I am trying to come up with a closed form for this integral:
$$\int_0^{\infty } \frac{\mu x e^{-\mu x}}{1-\frac{\lambda _R \left(1-e^{-\mu x}\right)}{\mu }} \, dx$$
After playing around a bit, it turns out that:
$$\int_0^{\infty } \frac{\mu x}{1-\frac{\lambda _R \left(1-e^{-\mu x}\right)}{\mu }} \, dx = \frac{\text{Li}_2\left(1-\frac{\mu }{\lambda _R}\right)}{\mu -\lambda _R}$$
$$\int_0^{\infty } \frac{\mu ^2 x^2}{1-\frac{\lambda _R \left(1-e^{-\mu x}\right)}{\mu }} \, dx = \frac{2 \text{Li}_3\left(1-\frac{\mu }{\lambda _R}\right)}{\mu -\lambda _R}$$
$$\int_0^{\infty } \frac{\mu ^3 x^3}{2 \left(1-\frac{\lambda _R \left(1-e^{-\mu x}\right)}{\mu }\right)} \, dx = -\frac{3 \text{Li}_4\left(1-\frac{\mu }{\lambda _R}\right)}{\mu -\lambda _R}$$
and so on.
So, what I am trying to expand then numerator, $\mu x e^{-\mu x}$, in a Taylor series and then try to integrate the function term-by-term to get the result.
Using this approach, I think you can rewrite the integral
$$\int_0^{\infty } \frac{\mu x e^{-\mu x}}{1-\frac{\lambda _R \left(1-e^{-\mu x}\right)}{\mu }} \, dx$$
as
$$\int_0^{\infty } \frac{\mu x}{1-\frac{\lambda _R \left(1-e^{-\mu x}\right)}{\mu }} \, dx -\int_0^{\infty } \frac{\mu ^2 x^2}{1-\frac{\lambda _R \left(1-e^{-\mu x}\right)}{\mu }} \, dx +\int_0^{\infty } \frac{\mu ^3 x^3}{2 \left(1-\frac{\lambda _R \left(1-e^{-\mu x}\right)}{\mu }\right)} \, dx + \cdots$$
which, after you integrate term-by-term using the relation above and collecting terms, you get
$$\sum _{k=1}^{\infty } \frac{(-1)^{k+1} \left(k \text{Li}_{k+1}\left(1-\frac{\mu }{\lambda _R}\right)\right)}{\mu -\lambda _R}$$
But the problem is this diverges when $\mu = 1$ and $\lambda_R = 0.5$, which cannot be the case.

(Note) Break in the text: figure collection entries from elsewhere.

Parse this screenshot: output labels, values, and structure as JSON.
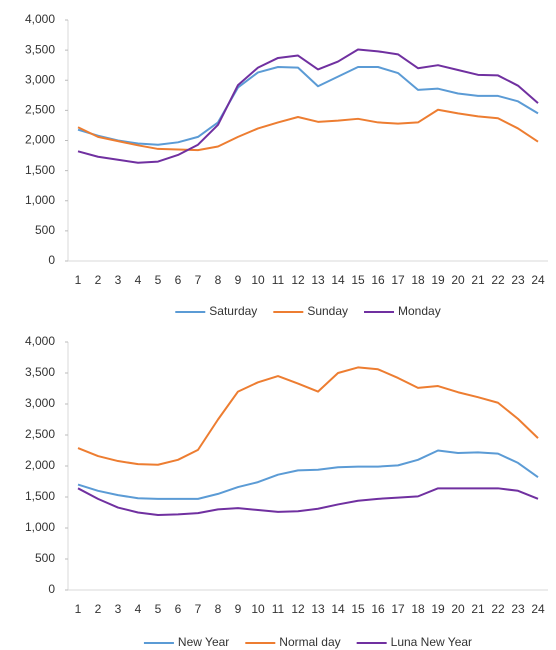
{
  "chart_data": [
    {
      "type": "line",
      "categories": [
        "1",
        "2",
        "3",
        "4",
        "5",
        "6",
        "7",
        "8",
        "9",
        "10",
        "11",
        "12",
        "13",
        "14",
        "15",
        "16",
        "17",
        "18",
        "19",
        "20",
        "21",
        "22",
        "23",
        "24"
      ],
      "series": [
        {
          "name": "Saturday",
          "color": "#5b9bd5",
          "values": [
            2180,
            2080,
            2000,
            1950,
            1930,
            1970,
            2060,
            2300,
            2880,
            3130,
            3220,
            3210,
            2900,
            3060,
            3220,
            3220,
            3120,
            2840,
            2860,
            2780,
            2740,
            2740,
            2650,
            2450
          ]
        },
        {
          "name": "Sunday",
          "color": "#ed7d31",
          "values": [
            2220,
            2060,
            1990,
            1920,
            1860,
            1850,
            1840,
            1900,
            2060,
            2200,
            2300,
            2390,
            2310,
            2330,
            2360,
            2300,
            2280,
            2300,
            2510,
            2450,
            2400,
            2370,
            2200,
            1980
          ]
        },
        {
          "name": "Monday",
          "color": "#7030a0",
          "values": [
            1820,
            1730,
            1680,
            1630,
            1650,
            1760,
            1930,
            2260,
            2920,
            3210,
            3370,
            3410,
            3180,
            3310,
            3510,
            3480,
            3430,
            3200,
            3250,
            3170,
            3090,
            3080,
            2910,
            2620
          ]
        }
      ],
      "ylim": [
        0,
        4000
      ],
      "yticks": [
        0,
        500,
        {
          "value": 1000,
          "label": "1,000"
        },
        {
          "value": 1500,
          "label": "1,500"
        },
        {
          "value": 2000,
          "label": "2,000"
        },
        {
          "value": 2500,
          "label": "2,500"
        },
        {
          "value": 3000,
          "label": "3,000"
        },
        {
          "value": 3500,
          "label": "3,500"
        },
        {
          "value": 4000,
          "label": "4,000"
        }
      ],
      "grid": false,
      "legend": "bottom"
    },
    {
      "type": "line",
      "categories": [
        "1",
        "2",
        "3",
        "4",
        "5",
        "6",
        "7",
        "8",
        "9",
        "10",
        "11",
        "12",
        "13",
        "14",
        "15",
        "16",
        "17",
        "18",
        "19",
        "20",
        "21",
        "22",
        "23",
        "24"
      ],
      "series": [
        {
          "name": "New Year",
          "color": "#5b9bd5",
          "values": [
            1700,
            1600,
            1530,
            1480,
            1470,
            1470,
            1470,
            1550,
            1660,
            1740,
            1860,
            1930,
            1940,
            1980,
            1990,
            1990,
            2010,
            2100,
            2250,
            2210,
            2220,
            2200,
            2050,
            1820
          ]
        },
        {
          "name": "Normal day",
          "color": "#ed7d31",
          "values": [
            2290,
            2160,
            2080,
            2030,
            2020,
            2100,
            2260,
            2750,
            3200,
            3350,
            3450,
            3330,
            3200,
            3500,
            3590,
            3560,
            3420,
            3260,
            3290,
            3190,
            3110,
            3020,
            2760,
            2450
          ]
        },
        {
          "name": "Luna New Year",
          "color": "#7030a0",
          "values": [
            1640,
            1470,
            1330,
            1250,
            1210,
            1220,
            1240,
            1300,
            1320,
            1290,
            1260,
            1270,
            1310,
            1380,
            1440,
            1470,
            1490,
            1510,
            1640,
            1640,
            1640,
            1640,
            1600,
            1470
          ]
        }
      ],
      "ylim": [
        0,
        4000
      ],
      "yticks": [
        0,
        500,
        {
          "value": 1000,
          "label": "1,000"
        },
        {
          "value": 1500,
          "label": "1,500"
        },
        {
          "value": 2000,
          "label": "2,000"
        },
        {
          "value": 2500,
          "label": "2,500"
        },
        {
          "value": 3000,
          "label": "3,000"
        },
        {
          "value": 3500,
          "label": "3,500"
        },
        {
          "value": 4000,
          "label": "4,000"
        }
      ],
      "grid": false,
      "legend": "bottom"
    }
  ]
}
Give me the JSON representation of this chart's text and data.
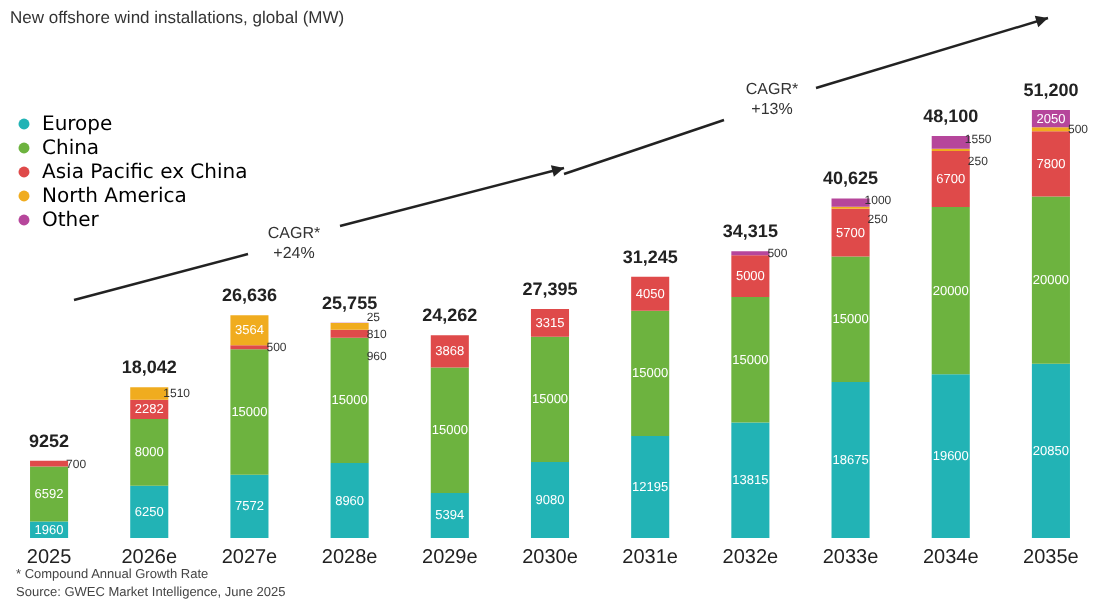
{
  "chart_data": {
    "type": "bar",
    "title": "New offshore wind installations, global (MW)",
    "stacked": true,
    "data_labels": true,
    "legend": "top left",
    "categories": [
      "2025",
      "2026e",
      "2027e",
      "2028e",
      "2029e",
      "2030e",
      "2031e",
      "2032e",
      "2033e",
      "2034e",
      "2035e"
    ],
    "series": [
      {
        "name": "Europe",
        "color": "#22b3b5",
        "values": [
          1960,
          6250,
          7572,
          8960,
          5394,
          9080,
          12195,
          13815,
          18675,
          19600,
          20850
        ]
      },
      {
        "name": "China",
        "color": "#6db33f",
        "values": [
          6592,
          8000,
          15000,
          15000,
          15000,
          15000,
          15000,
          15000,
          15000,
          20000,
          20000
        ]
      },
      {
        "name": "Asia Pacific ex China",
        "color": "#df4a4a",
        "values": [
          700,
          2282,
          500,
          960,
          3868,
          3315,
          4050,
          5000,
          5700,
          6700,
          7800
        ]
      },
      {
        "name": "North America",
        "color": "#f0ac1f",
        "values": [
          null,
          1510,
          3564,
          810,
          null,
          null,
          null,
          null,
          250,
          250,
          500
        ]
      },
      {
        "name": "Other",
        "color": "#b6469b",
        "values": [
          null,
          null,
          null,
          25,
          null,
          null,
          null,
          500,
          1000,
          1550,
          2050
        ]
      }
    ],
    "totals": [
      "9252",
      "18,042",
      "26,636",
      "25,755",
      "24,262",
      "27,395",
      "31,245",
      "34,315",
      "40,625",
      "48,100",
      "51,200"
    ],
    "annotations": [
      "CAGR* +24%",
      "CAGR* +13%",
      "* Compound Annual Growth Rate",
      "Source: GWEC Market Intelligence, June 2025"
    ]
  }
}
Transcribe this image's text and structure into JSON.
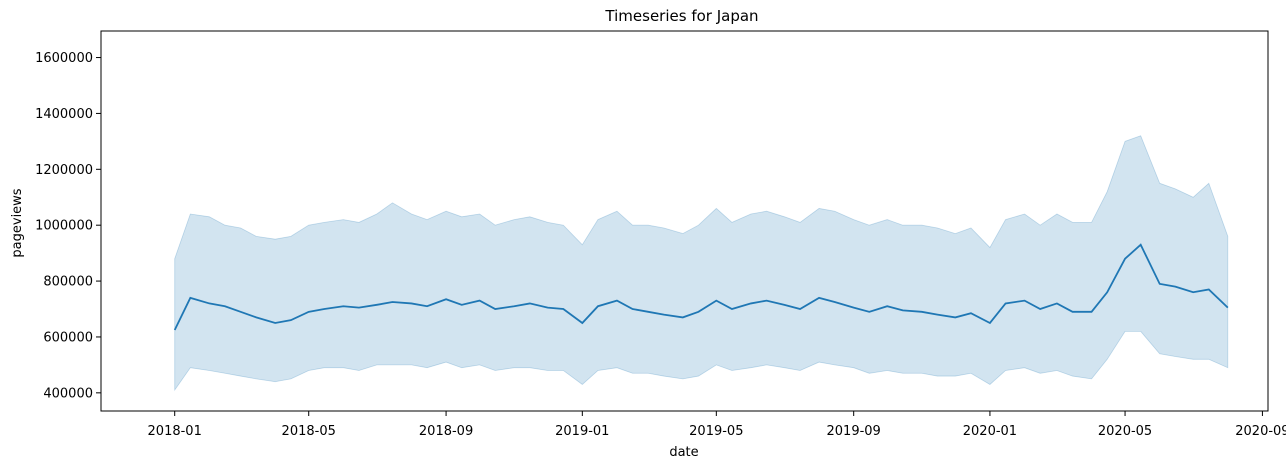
{
  "chart_data": {
    "type": "line",
    "title": "Timeseries for Japan",
    "xlabel": "date",
    "ylabel": "pageviews",
    "xlim": [
      "2017-10-27",
      "2020-09-06"
    ],
    "ylim": [
      335000,
      1695000
    ],
    "x_ticks": [
      "2018-01",
      "2018-05",
      "2018-09",
      "2019-01",
      "2019-05",
      "2019-09",
      "2020-01",
      "2020-05",
      "2020-09"
    ],
    "y_ticks": [
      400000,
      600000,
      800000,
      1000000,
      1200000,
      1400000,
      1600000
    ],
    "legend": "none",
    "grid": false,
    "colors": {
      "line": "#1f77b4",
      "band": "#1f77b4"
    },
    "series": [
      {
        "x": [
          "2018-01-01",
          "2018-01-15",
          "2018-02-01",
          "2018-02-15",
          "2018-03-01",
          "2018-03-15",
          "2018-04-01",
          "2018-04-15",
          "2018-05-01",
          "2018-05-15",
          "2018-06-01",
          "2018-06-15",
          "2018-07-01",
          "2018-07-15",
          "2018-08-01",
          "2018-08-15",
          "2018-09-01",
          "2018-09-15",
          "2018-10-01",
          "2018-10-15",
          "2018-11-01",
          "2018-11-15",
          "2018-12-01",
          "2018-12-15",
          "2019-01-01",
          "2019-01-15",
          "2019-02-01",
          "2019-02-15",
          "2019-03-01",
          "2019-03-15",
          "2019-04-01",
          "2019-04-15",
          "2019-05-01",
          "2019-05-15",
          "2019-06-01",
          "2019-06-15",
          "2019-07-01",
          "2019-07-15",
          "2019-08-01",
          "2019-08-15",
          "2019-09-01",
          "2019-09-15",
          "2019-10-01",
          "2019-10-15",
          "2019-11-01",
          "2019-11-15",
          "2019-12-01",
          "2019-12-15",
          "2020-01-01",
          "2020-01-15",
          "2020-02-01",
          "2020-02-15",
          "2020-03-01",
          "2020-03-15",
          "2020-04-01",
          "2020-04-15",
          "2020-05-01",
          "2020-05-15",
          "2020-06-01",
          "2020-06-15",
          "2020-07-01",
          "2020-07-15",
          "2020-08-01"
        ],
        "values": [
          625000,
          740000,
          720000,
          710000,
          690000,
          670000,
          650000,
          660000,
          690000,
          700000,
          710000,
          705000,
          715000,
          725000,
          720000,
          710000,
          735000,
          715000,
          730000,
          700000,
          710000,
          720000,
          705000,
          700000,
          650000,
          710000,
          730000,
          700000,
          690000,
          680000,
          670000,
          690000,
          730000,
          700000,
          720000,
          730000,
          715000,
          700000,
          740000,
          725000,
          705000,
          690000,
          710000,
          695000,
          690000,
          680000,
          670000,
          685000,
          650000,
          720000,
          730000,
          700000,
          720000,
          690000,
          690000,
          760000,
          880000,
          930000,
          790000,
          780000,
          760000,
          770000,
          705000
        ],
        "band_low": [
          410000,
          490000,
          480000,
          470000,
          460000,
          450000,
          440000,
          450000,
          480000,
          490000,
          490000,
          480000,
          500000,
          500000,
          500000,
          490000,
          510000,
          490000,
          500000,
          480000,
          490000,
          490000,
          480000,
          480000,
          430000,
          480000,
          490000,
          470000,
          470000,
          460000,
          450000,
          460000,
          500000,
          480000,
          490000,
          500000,
          490000,
          480000,
          510000,
          500000,
          490000,
          470000,
          480000,
          470000,
          470000,
          460000,
          460000,
          470000,
          430000,
          480000,
          490000,
          470000,
          480000,
          460000,
          450000,
          520000,
          620000,
          620000,
          540000,
          530000,
          520000,
          520000,
          490000
        ],
        "band_high": [
          880000,
          1040000,
          1030000,
          1000000,
          990000,
          960000,
          950000,
          960000,
          1000000,
          1010000,
          1020000,
          1010000,
          1040000,
          1080000,
          1040000,
          1020000,
          1050000,
          1030000,
          1040000,
          1000000,
          1020000,
          1030000,
          1010000,
          1000000,
          930000,
          1020000,
          1050000,
          1000000,
          1000000,
          990000,
          970000,
          1000000,
          1060000,
          1010000,
          1040000,
          1050000,
          1030000,
          1010000,
          1060000,
          1050000,
          1020000,
          1000000,
          1020000,
          1000000,
          1000000,
          990000,
          970000,
          990000,
          920000,
          1020000,
          1040000,
          1000000,
          1040000,
          1010000,
          1010000,
          1120000,
          1300000,
          1320000,
          1150000,
          1130000,
          1100000,
          1150000,
          960000
        ]
      }
    ]
  }
}
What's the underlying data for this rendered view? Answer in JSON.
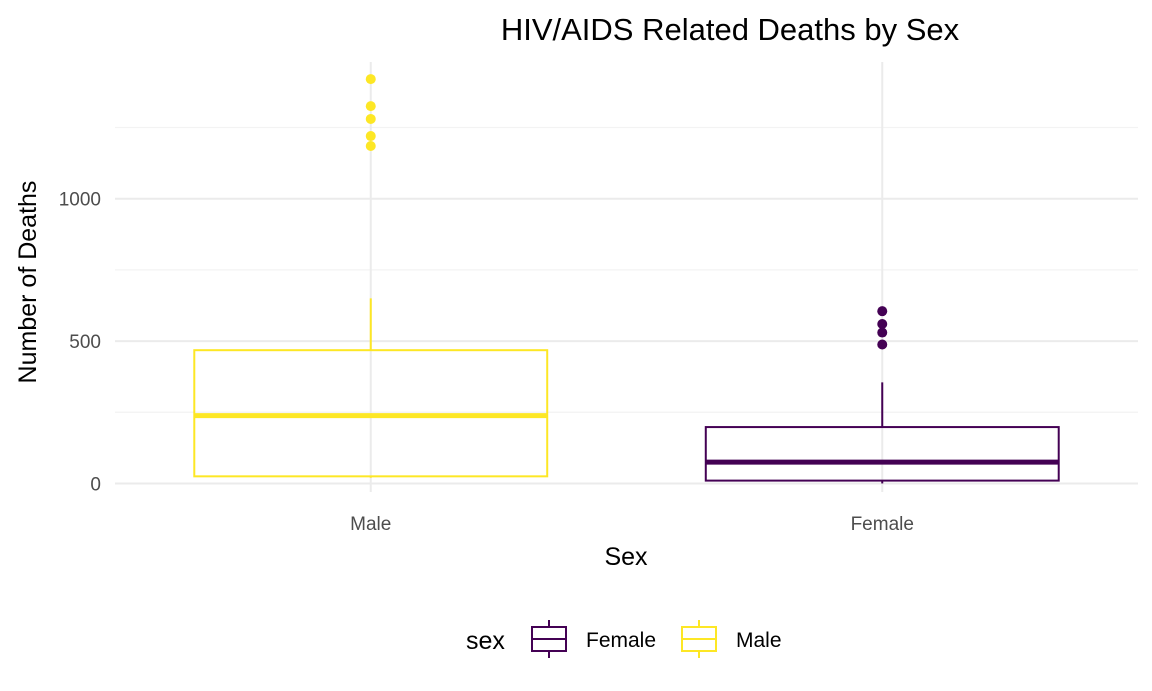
{
  "chart_data": {
    "type": "boxplot",
    "title": "HIV/AIDS Related Deaths by Sex",
    "xlabel": "Sex",
    "ylabel": "Number of Deaths",
    "categories": [
      "Male",
      "Female"
    ],
    "ylim": [
      -30,
      1480
    ],
    "yticks": [
      0,
      500,
      1000
    ],
    "grid": true,
    "legend": {
      "title": "sex",
      "position": "bottom",
      "entries": [
        "Female",
        "Male"
      ]
    },
    "colors": {
      "Male": "#fde725",
      "Female": "#440154"
    },
    "series": [
      {
        "name": "Male",
        "min": 20,
        "q1": 25,
        "median": 238,
        "q3": 468,
        "max": 650,
        "outliers": [
          1185,
          1220,
          1280,
          1325,
          1420
        ]
      },
      {
        "name": "Female",
        "min": 0,
        "q1": 10,
        "median": 75,
        "q3": 198,
        "max": 355,
        "outliers": [
          488,
          530,
          560,
          605
        ]
      }
    ]
  }
}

Also, when I use a numerical mathematical package, with $\mu = 1$ and $\lambda_R = 0.5$ and evaluate the integral NOT the sum, I get 1.64493 as the answer with those parameters.
So, clearly, I am doing something wrong here. Any help would be great.
$$I=\int^\infty_0\frac{\mu x e^{-\mu x}}{1-\frac{\lambda \left(1-e^{-\mu x}\right)}{\mu }} \, dx$$
Let $t = 1-e^{-\mu x}$ hence $-\mu x = \log(1-t)$
\begin{align} \frac{1}{\mu}\int^1_0 \frac{-\log(1-t)(t-1)}{1-\frac{\lambda}{\mu}t}\frac{dt}{t-1} &=- \frac{1}{\mu}\int^1_0 \frac{\log(1-t)}{1-\frac{\lambda}{\mu}t}dt \\&= -\frac{1}{\mu}\sum_{n\geq 0}\left(\frac{\lambda}{\mu}\right)^n \int^1_0 t^n \log(1-t)\,dt \\&= \frac{1}{\lambda}\sum_{n\geq 0}\left(\frac{\lambda}{\mu}\right)^{n+1} \frac{H_{n+1}}{n+1}\\& = \frac{1}{\lambda}\sum_{n\geq 1}\left(\frac{\lambda}{\mu}\right)^{n} \frac{H_{n}}{n} \\&= \frac{\mathrm{Li}_2\left(\frac{\lambda}{\mu} \right)+\frac{1}{2}\log^2\left(1-\frac{\lambda}{\mu} \right)}{\lambda} \end{align}
All evaluations are under the asummption $|\lambda/\mu|<1$.